20181029 letzte bucht

 

20181029 letzte bucht

 

20181029 letzte bucht

 

20181029 letzte bucht

 

Die schildkröten kommen bis auf fünf meter zum schiff, sind aber fotoscheu. Immer wenn ich knipsen will, tauchen sie ab. Es ist auch das erste mal für mich, dass es hier gar kein wifi gibt. Das hier ist das ende von Samoa oder der anfang der ruhe.

20181029 schilktoeten

 

Meine entscheidung, zurück nach Apia zu fahren, war gut, alles andere hätte in einem desaster enden können. Der wetterbericht versprach fünf windstärken und die hätten mich schnell an mein ziel gebracht. Zum glück hatte sich der wind verspätet. Als ich den fjord verlassen hatte, war eine idee von segelbaren lufbewegungen vorhanden, allerdings mit dem motor. Und dann dieses komische knartzen seit einiger zeit am ankerplatz, ich sollte mal die ursache ergründen.

Das ist eine der wichtigsten erkenntnisse seit jahren: Ist irgendetwas neu oder nicht normal, dann ist die ursache zeitnah zu klären. Diese hatte sich nach einer stunde wind und ab und zu schlagendem segel dann geklärt. Ich habe mein vorstag fast verloren, was sich im schlimmeren fall zum zweiten mastverlust hätte ausweiten können.

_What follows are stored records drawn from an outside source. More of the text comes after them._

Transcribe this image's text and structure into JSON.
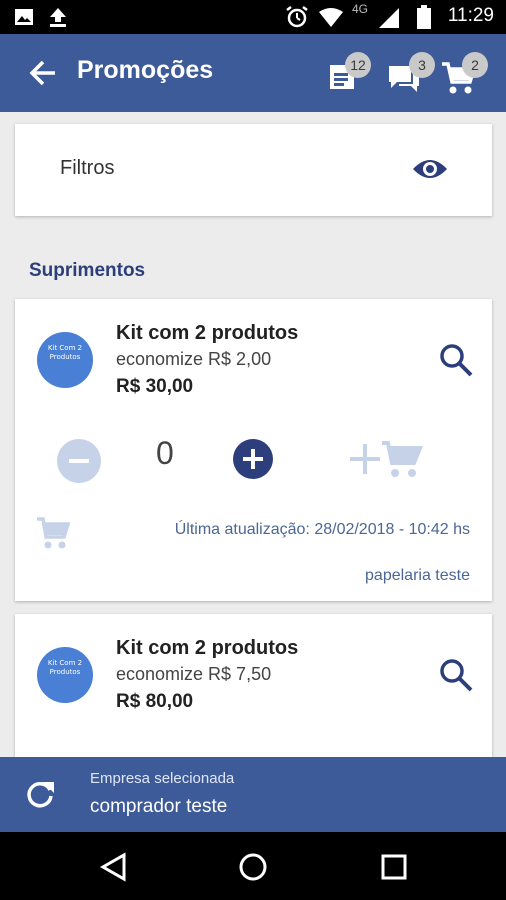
{
  "status_bar": {
    "network": "4G",
    "time": "11:29"
  },
  "header": {
    "title": "Promoções",
    "badges": {
      "orders": "12",
      "messages": "3",
      "cart": "2"
    }
  },
  "filters": {
    "label": "Filtros"
  },
  "section": {
    "title": "Suprimentos"
  },
  "products": [
    {
      "thumb_text": "Kit Com 2 Produtos",
      "name": "Kit com 2 produtos",
      "savings": "economize R$ 2,00",
      "price": "R$ 30,00",
      "quantity": "0",
      "updated": "Última atualização: 28/02/2018 - 10:42 hs",
      "seller": "papelaria teste"
    },
    {
      "thumb_text": "Kit Com 2 Produtos",
      "name": "Kit com 2 produtos",
      "savings": "economize R$ 7,50",
      "price": "R$ 80,00"
    }
  ],
  "company_bar": {
    "label": "Empresa selecionada",
    "value": "comprador teste"
  },
  "colors": {
    "primary": "#3d5a99",
    "accent_dark": "#2c3f7c",
    "thumb": "#4a7fd6",
    "disabled": "#c5d2e8"
  }
}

Die genua konnte ich noch einrollen, schnell irgendwelche seile zum stabilisieren befestigt und über der ersten saling ein dickeres seil gebunden. Alles nach vorn abgespannt, so gut es ging, die achterstage schlabberten herum. Mein anlegermanöver in der marina war den umständen entsprechend gut, meiner an den mast gerichteten bitte, nicht umzufallen, wurde auch gehör verschafft.

Ich bin dann in den mast geklettert, der schaden ist ein durchgescheuerter beschlag. In Papeete sah alles noch gesund aus, noch einmal glück gehabt.

 

Am ersten tag war ich dreimal ganz oben im mast, danach jeweils tropfend nass und dabei war die sonne gerade erst aufgegangen. Das passende ersatzteil aus irgendeinem schrottbehälter musste doch noch angepasst werden. Der schlitz war einen zentimeter zu kurz, bohren, flexen und schöner fräsen. Morgen muss ich irgendwie das vorstag noch fünf zentimeter höher bekommen. Wenn es schlecht läuft, muss das segel runter und die trommel ab, um an den spanner zu kommen.

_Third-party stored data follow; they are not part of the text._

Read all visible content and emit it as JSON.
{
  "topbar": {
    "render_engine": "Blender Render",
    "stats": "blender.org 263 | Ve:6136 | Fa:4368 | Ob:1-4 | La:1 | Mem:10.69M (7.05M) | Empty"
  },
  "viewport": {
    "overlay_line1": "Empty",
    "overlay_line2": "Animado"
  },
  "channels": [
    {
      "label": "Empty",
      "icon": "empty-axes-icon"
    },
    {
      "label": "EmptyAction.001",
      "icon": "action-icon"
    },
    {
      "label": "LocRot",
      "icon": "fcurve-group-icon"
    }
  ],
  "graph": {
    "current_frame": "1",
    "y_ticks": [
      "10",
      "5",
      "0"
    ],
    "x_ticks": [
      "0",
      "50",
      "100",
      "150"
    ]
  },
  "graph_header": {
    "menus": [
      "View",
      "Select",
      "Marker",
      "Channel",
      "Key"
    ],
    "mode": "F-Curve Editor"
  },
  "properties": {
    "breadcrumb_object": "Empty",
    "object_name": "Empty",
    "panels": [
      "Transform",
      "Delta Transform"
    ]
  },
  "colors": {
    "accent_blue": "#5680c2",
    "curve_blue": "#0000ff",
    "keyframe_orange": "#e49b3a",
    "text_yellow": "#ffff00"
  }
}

20181101 gebrochener toggle

 

Die nacht im hafen was sehr schlecht. Partyzone, das schiff zerrt in den seilen und das ist laut. Die saugenden gäste an bord sind da nur noch nebensache. Wenn die nächste nacht auch scheiße ist, sind es schon drei in serie. Es ist so heiß, dass ich gerade aus der dusche komme und schon wieder durchnässe, es läuft nur noch. Dringend, dass ich die insel verlasse.

Am zweiten tag war ich wieder dreimal oben, diesmal mit erfolg. Der neue toggle hält jetzt das vorstag. Der nächste schritt war dann nur noch, das ganze unten wieder zu montieren, dauer um drei stunden. Ich habe die trommel und das segel nicht entfernt und versucht, mit einem wantenspanner das ganze nach vorn zu ziehen. Alles am limit und dann habe ich noch fünf zentimeter in der unteren aufnahme für das vorstag gefunden. Glück gehabt, schon wieder.

Wenn einem so etwas auf dem meer passiert, ist das echter mist. In zukunft werde ich noch häufiger alles checken. Zwischendrin war noch der typ von der marina da, beim ersten mal hatte ich ihn schon gefressen. Ich hätte doch da draußen geankert und da wäre dann noch eine dingigebühr für das anlanden fällig. Zwei stunden später war ich schon entspannter und er war auch netter.

 

Die abreise ist schon geplant und die vorbereitungen dazu laufen. Zwischendrin noch nette gespräche mit einem norddeutschen paar und eine lange filmtausch aktion. Der stegnachbar brauchte auch noch hilfe bei seiner radarmontage und so vergehen die tage. Wäschewaschen, duschen, einkaufen und ausruhen.

Ein platz in Auckland ist auch schon fast in trockenen tüchern. Meine reise wird östlich von Tonga vorbei gehen, auf der anderen seit sind zu viele riffe. Für die fünfzehnhundert meilen setze ich mal drei wochen an. Die mail für den zoll in Neuseeland ist auch schon auf dem weg. Was hier zu tun bleibt, ist ein stempel in den pass zu bekommen, das wird in zwei stunden der fall sein.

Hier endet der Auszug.